Week 10
The Grief Process
This week I had to choose this topic because of my own real
life experiences with grief. I have had
to deal with this topic more than the average person has had to do in one’s
lifetime beginning at an early age. Through the reading on page 613 in the
textbook they talk about the phases one goes through when we lose a loved one,
bereavement, grief, and mourning. Out of those three phases I have dealt with
grief the most. A few background notes; my mother suffered from renal failure
when I was only six, she received a kidney transplant, however that failed
after fifteen years, she then was reliant on dialysis for many years after
that. My mother passed away when I was only twenty four, she was at a very
young age, only forty four. Only four short years after my mother passed I lost
my niece (barely 4yrs old) and nephew (only 2) in a tragic house fire. Later in
life when I was nearing my forties I lost my Grandparents within a year apart.
The reason I give this history is because I dealt with the grief of each
passing quite different. In the case of my mother I experienced “Anticipatory
grief”, I was way too young to lose her, but at the same time I had watched her
suffer throughout most my life. I remember going through a few of the reactions
they talk about in the book in regards to Kubler-Ross’s Theory about the five
reactions on how people deal with death, the one that sticks out most in regards to my
mother was the bargaining one. I remember trying to bargain with God in all my
prayers that she would live long enough to see her Grandchildren before she
died. Through fate she was able to see four out of the eight born between
myself and siblings.
When I lost my niece and nephew, of course the first
reaction was major anger, then huge depression (these kids were like my own). I
then took on a reaction not really discussed here, a “Protector” for my sister.

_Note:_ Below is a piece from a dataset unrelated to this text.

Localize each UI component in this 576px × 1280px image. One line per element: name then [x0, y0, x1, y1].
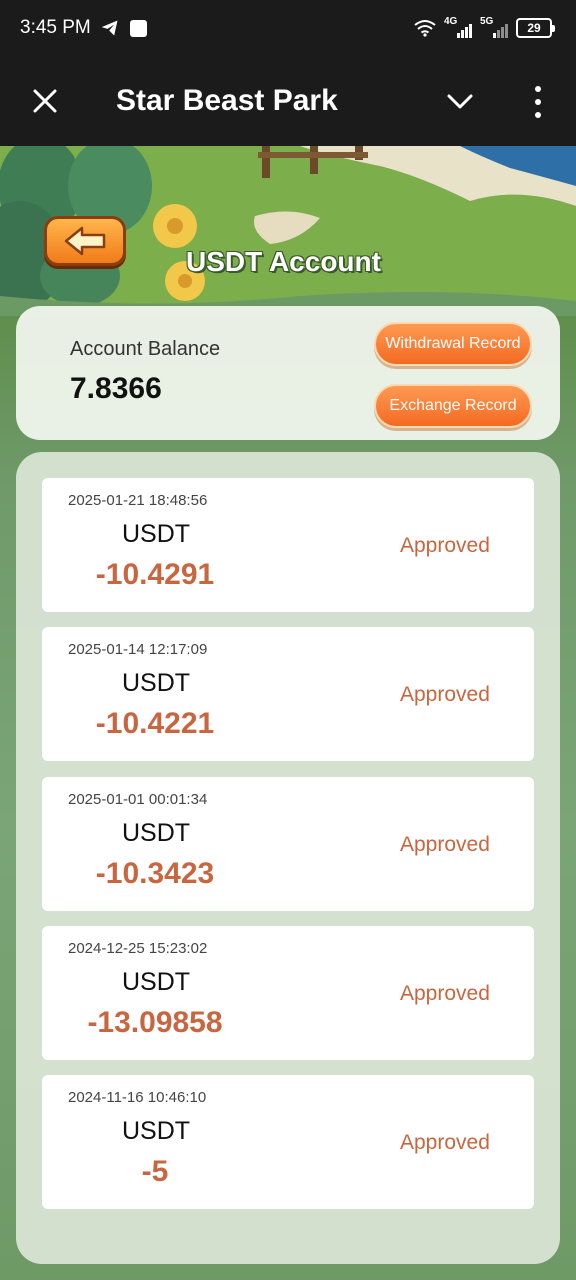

I learned to put my own grief on the back burner and focus on holding her
together. I can see by doing that I have took on a risk factor to myself because
I would not let myself grieve because I had to remain strong for her. To this
day losing those kids has been the worse tragedy I have had and still deal
with. They say losing a child is a lifelong grieving process and I can see why.
When I lost my Grandparents, again it was different, and although it was very
sad and I miss them dearly, I am and was very accepting of their death. They both
lived a long life dying at the ages of ninety four and ninety eight. Since then
since I have a very large family, I have lost many Aunts and Uncles as well. In
a way I think I have lost some of the “Shock” value when it comes to death.
Although death is a natural part of life I am not looking forward to the days
when I am older and will be attending funeral after funeral. Because of all my experiences with death, I
think I have learned to appreciate just living each day to the fullest, and I
am focused on making my life a meaningful one.
I know this was a long Blog, so thank you for reading. This
course has been very enjoyable for me.